New York Public Library: The New York Public Library holds a large collection of lesbian and gay archival materials and printed items. Included among their collections are the papers of th International Gay Infomation Center, the People With AIDS Coalition papers, the Gay Mens' Health Crisis papers, and the personal papers of many leading lesbians and gay men. Of special interest is the IGIC collection, which contains 81 linear feet of records and personal papers from 1944-1991, 2000 separate periodical titles, 4000 books, 150 linear feet of ephemeral materials, and over 300 audiovisual items.

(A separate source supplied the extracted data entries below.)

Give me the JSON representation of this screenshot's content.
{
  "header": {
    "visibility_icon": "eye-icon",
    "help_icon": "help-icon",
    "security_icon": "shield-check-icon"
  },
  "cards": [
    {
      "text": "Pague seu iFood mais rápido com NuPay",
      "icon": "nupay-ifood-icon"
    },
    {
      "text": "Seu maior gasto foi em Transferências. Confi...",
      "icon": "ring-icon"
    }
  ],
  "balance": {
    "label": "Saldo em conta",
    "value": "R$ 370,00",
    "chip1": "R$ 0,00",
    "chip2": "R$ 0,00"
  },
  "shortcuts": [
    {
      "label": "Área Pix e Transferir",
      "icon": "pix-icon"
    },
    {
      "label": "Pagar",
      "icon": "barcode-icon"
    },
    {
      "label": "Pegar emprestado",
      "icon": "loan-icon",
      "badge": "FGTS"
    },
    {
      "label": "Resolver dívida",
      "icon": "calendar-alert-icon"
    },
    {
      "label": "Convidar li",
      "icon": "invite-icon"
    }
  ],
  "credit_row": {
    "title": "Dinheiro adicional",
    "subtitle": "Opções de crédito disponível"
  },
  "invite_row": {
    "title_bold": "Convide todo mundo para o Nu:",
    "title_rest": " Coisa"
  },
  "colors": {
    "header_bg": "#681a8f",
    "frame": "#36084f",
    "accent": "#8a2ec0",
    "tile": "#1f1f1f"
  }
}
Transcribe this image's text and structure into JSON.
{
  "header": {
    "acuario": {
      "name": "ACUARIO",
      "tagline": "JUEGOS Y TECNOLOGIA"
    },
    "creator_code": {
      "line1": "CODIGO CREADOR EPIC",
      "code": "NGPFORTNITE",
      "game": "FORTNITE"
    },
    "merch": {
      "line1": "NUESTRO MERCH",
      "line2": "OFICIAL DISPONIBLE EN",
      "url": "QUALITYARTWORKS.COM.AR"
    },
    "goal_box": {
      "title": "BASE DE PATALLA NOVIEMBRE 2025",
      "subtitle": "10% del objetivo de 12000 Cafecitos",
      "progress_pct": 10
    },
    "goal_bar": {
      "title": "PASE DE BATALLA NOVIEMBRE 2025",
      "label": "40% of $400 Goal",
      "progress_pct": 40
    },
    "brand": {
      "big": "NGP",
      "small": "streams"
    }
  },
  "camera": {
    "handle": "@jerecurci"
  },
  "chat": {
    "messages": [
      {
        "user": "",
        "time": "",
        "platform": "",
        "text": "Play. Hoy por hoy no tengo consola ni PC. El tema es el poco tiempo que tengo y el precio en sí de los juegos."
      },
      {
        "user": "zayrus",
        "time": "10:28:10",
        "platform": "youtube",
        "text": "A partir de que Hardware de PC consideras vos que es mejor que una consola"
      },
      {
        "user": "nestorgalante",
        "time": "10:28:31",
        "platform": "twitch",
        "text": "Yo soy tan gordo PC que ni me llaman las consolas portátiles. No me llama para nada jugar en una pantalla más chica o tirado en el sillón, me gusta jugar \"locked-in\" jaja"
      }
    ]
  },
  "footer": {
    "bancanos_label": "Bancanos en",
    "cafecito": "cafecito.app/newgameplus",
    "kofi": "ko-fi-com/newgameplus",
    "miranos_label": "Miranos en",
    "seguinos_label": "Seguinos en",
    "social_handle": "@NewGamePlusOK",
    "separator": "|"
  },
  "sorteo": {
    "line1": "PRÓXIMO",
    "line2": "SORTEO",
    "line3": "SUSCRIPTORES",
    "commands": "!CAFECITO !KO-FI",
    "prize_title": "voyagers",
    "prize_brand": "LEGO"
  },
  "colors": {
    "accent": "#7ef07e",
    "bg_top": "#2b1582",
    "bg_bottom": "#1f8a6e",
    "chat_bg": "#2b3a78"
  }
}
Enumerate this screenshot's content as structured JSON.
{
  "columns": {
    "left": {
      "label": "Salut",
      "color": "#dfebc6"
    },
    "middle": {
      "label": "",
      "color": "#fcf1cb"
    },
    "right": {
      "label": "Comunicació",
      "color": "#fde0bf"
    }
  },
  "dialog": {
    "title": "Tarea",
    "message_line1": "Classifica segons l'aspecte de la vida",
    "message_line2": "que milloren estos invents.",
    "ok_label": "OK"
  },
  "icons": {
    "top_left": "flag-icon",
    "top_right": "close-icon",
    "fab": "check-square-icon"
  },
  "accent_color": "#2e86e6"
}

Cornell University Human Sexuality Collection: Cornell University holds one of the largest collections of materials relating to sex and sexuality in the country. The collection includes all aspects of human sexuality, with an emphasis on lbgq issues and political action. There is an extensive international collection of periodicals, including over 1000 titles; over 40 manuscript and archival collections, totaling over 500 cubic feet of materials; a book collection of about 3000 volumes, not including a very large pulp fiction collection. The archival holdings include the papers of the National Gay and Lesbian Task Force and other national organizations.

The Lesbian Herstory Archive: The Lesbian Herstory Archive is one of the largest archives devoted to materials about women who love women. The collection is community-based and run by community members. It contains over 15,000 volumes, 1500 periodical titles, 12,000 photographs, 1000 subject files, 400 videos, numerous tapes, sound recordings, works of art, posters, and ephemeral materials.